A bad start, despite a quick reaction to the starting gun, found Abeykoon lingering at the back of the pack, a position he would not be able to make up over the rest of the race.
He tried, moving up one place as he drove to the finish, but a combination of the sheer pace of the leaders and his own mistake meant that Abeykoon could not put in the performance that he, and those who have been following his meteoric rise, would have expected.
Abeykoon spoke, in the lead up to the Olympics, about those expectations that have been placed on him, being the first Sri Lankan in 25 years to run in the Men’s 100m at the Olympics.
He had, after all, bettered the national 100m record thrice in the last 12 months.
But he also said he was realistic in his expectations – a personal best more attainable than a medal; qualification to a semi-final more achievable than running in today’s final.
Ultimately, he was two-tenths of a second slower than the national record which he currently holds, good only for a sixth-place finish in his heat and not good enough to earn him a place in yesterday’s semi-finals.
“I was ready to do something great today, but unfortunately I wasn’t able to do that,” Abeykoon said after the race. “I’m really disappointed about the time I ran. I didn’t come here to run that kind of time. I was confident in how I set up my blocks and how it felt.”
Abeykoon could not put his finger on what exactly his mistake was, but he was keen to find and fix it.
“I’m disappointed because in a nine-second race like this, if you make a mistake it is difficult to fix. A lot of people back in Sri Lanka were expecting me to do something good. It’s difficult to win a medal here, but I wanted to better my own time. I can’t say what went wrong, but I made a mistake over the first 30 metres and that was the reason for this result. I will talk to my coach, rewatch the race and see where I can improve,” Abeykoon said in his immediate assessment of the race. For his coach, former Italian 400m sprinter Claudio Licciardello, the underwhelming run in Tokyo is all part of Abeykoon’s journey to becoming a world-class athlete.
“It’s part of the journey. When you get to the top level, and you don’t have enough race in the legs and the experience on the big stage, it is so tough to try to get the best. For the future I am sure it will be easier to compete in the top level, and we shouldn’t forget that in January we were with zero points of rankings,” Licciardello said. He commended the work that Abeykoon did ahead of the Olympics, sealing a direct qualification spot for the Olympics in just six months.
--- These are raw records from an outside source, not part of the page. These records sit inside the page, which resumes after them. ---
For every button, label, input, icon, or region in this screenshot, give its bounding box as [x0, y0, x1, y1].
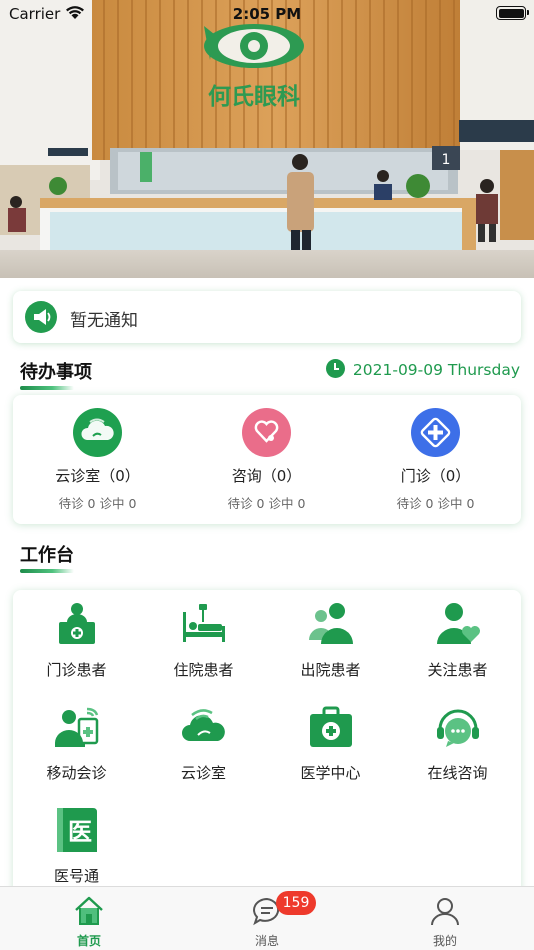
message-count-badge: 159 [276, 891, 316, 915]
medical-kit-icon [307, 703, 355, 751]
svg-text:1: 1 [442, 152, 451, 168]
megaphone-icon [25, 301, 57, 333]
person-heart-icon [434, 600, 482, 648]
work-item-label: 关注患者 [427, 661, 488, 679]
work-item-label: 云诊室 [180, 764, 226, 782]
work-item-label: 门诊患者 [46, 661, 107, 679]
cloud-clinic-icon [73, 408, 122, 457]
home-icon [73, 895, 105, 927]
doctor-desk-icon [53, 600, 101, 648]
tab-label: 我的 [432, 934, 457, 948]
tab-label: 首页 [76, 934, 101, 948]
notice-text: 暂无通知 [70, 311, 138, 331]
date-text: 2021-09-09 Thursday [352, 361, 520, 379]
svg-text:医: 医 [68, 818, 92, 846]
work-item-label: 出院患者 [300, 661, 361, 679]
todo-label: 云诊室（0） [55, 467, 140, 485]
tab-home[interactable]: 首页 [0, 887, 178, 950]
chat-headset-icon [434, 703, 482, 751]
work-item-online-consult[interactable]: 在线咨询 [394, 693, 521, 793]
title-underline [20, 569, 74, 573]
clock-time: 2:05 PM [232, 5, 302, 23]
work-item-medical-center[interactable]: 医学中心 [267, 693, 394, 793]
work-item-label: 医号通 [53, 867, 99, 885]
tab-label: 消息 [254, 934, 279, 948]
todo-item-consult[interactable]: 咨询（0） 待诊 0 诊中 0 [182, 395, 351, 524]
workbench-card: 门诊患者 住院患者 出院患者 关注患者 移动会诊 云诊室 医学中心 在线咨询 医… [13, 590, 521, 910]
work-item-discharged-patients[interactable]: 出院患者 [267, 590, 394, 690]
work-item-inpatient-patients[interactable]: 住院患者 [140, 590, 267, 690]
todo-sub: 待诊 0 诊中 0 [227, 496, 306, 511]
work-item-cloud-clinic[interactable]: 云诊室 [140, 693, 267, 793]
todo-title-text: 待办事项 [20, 362, 92, 383]
work-item-label: 移动会诊 [46, 764, 107, 782]
date-display: 2021-09-09 Thursday [325, 359, 520, 379]
todo-item-outpatient[interactable]: 门诊（0） 待诊 0 诊中 0 [351, 395, 520, 524]
todo-section-title: 待办事项 [20, 358, 92, 390]
yi-book-icon: 医 [53, 806, 101, 854]
work-item-label: 医学中心 [300, 764, 361, 782]
medical-cross-icon [411, 408, 460, 457]
todo-sub: 待诊 0 诊中 0 [58, 496, 137, 511]
todo-label: 门诊（0） [400, 467, 471, 485]
status-bar: Carrier 2:05 PM [0, 0, 534, 28]
work-item-outpatient-patients[interactable]: 门诊患者 [13, 590, 140, 690]
battery-icon [496, 6, 529, 20]
workbench-section-title: 工作台 [20, 541, 74, 573]
todo-sub: 待诊 0 诊中 0 [396, 496, 475, 511]
work-item-yi-hao-tong[interactable]: 医 医号通 [13, 796, 140, 896]
work-item-label: 住院患者 [173, 661, 234, 679]
work-item-followed-patients[interactable]: 关注患者 [394, 590, 521, 690]
stethoscope-heart-icon [242, 408, 291, 457]
user-icon [429, 895, 461, 927]
cloud-icon [180, 703, 228, 751]
clock-icon [325, 359, 345, 378]
title-underline [20, 386, 74, 390]
hero-banner-photo: 何氏眼科 1 [0, 0, 534, 278]
workbench-title-text: 工作台 [20, 545, 74, 566]
todo-item-cloud-clinic[interactable]: 云诊室（0） 待诊 0 诊中 0 [13, 395, 182, 524]
work-item-mobile-consult[interactable]: 移动会诊 [13, 693, 140, 793]
notice-bar[interactable]: 暂无通知 [13, 291, 521, 343]
people-icon [307, 600, 355, 648]
todo-card: 云诊室（0） 待诊 0 诊中 0 咨询（0） 待诊 0 诊中 0 门诊（0） 待… [13, 395, 521, 524]
tab-mine[interactable]: 我的 [356, 887, 534, 950]
work-item-label: 在线咨询 [427, 764, 488, 782]
hospital-bed-icon [180, 600, 228, 648]
hero-sign-text: 何氏眼科 [208, 84, 300, 110]
todo-label: 咨询（0） [231, 467, 302, 485]
tab-bar: 首页 159 消息 我的 [0, 886, 534, 950]
tab-messages[interactable]: 159 消息 [178, 887, 356, 950]
mobile-consult-icon [53, 703, 101, 751]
“He did very hard work out to get to the Olympic, so it was not simple. After one year of workout he goes and competes in the indoor season, he was in top shape in June, it is not so easy to maintain that kind of shape until August. Some tension is part of the growing up of an athlete. I’m sure he will do his best for the next events and in the next year. There are a lot of challenges for us, so we’ll be good,” Licciardello added.
At 26, Abeykoon’s window of opportunity is fast closing, and the three years between now and Paris 2024 will be crucial for the Italy-based athlete.
In between he’ll have the World Athletics Championships, the Asian Games and the Commonwealth Games, events where he could leave a mark that no other Sri Lankan has left before.
And if the past is anything to go by, the future looks bright for Abeykoon, even if the present carries a sense of disappointment.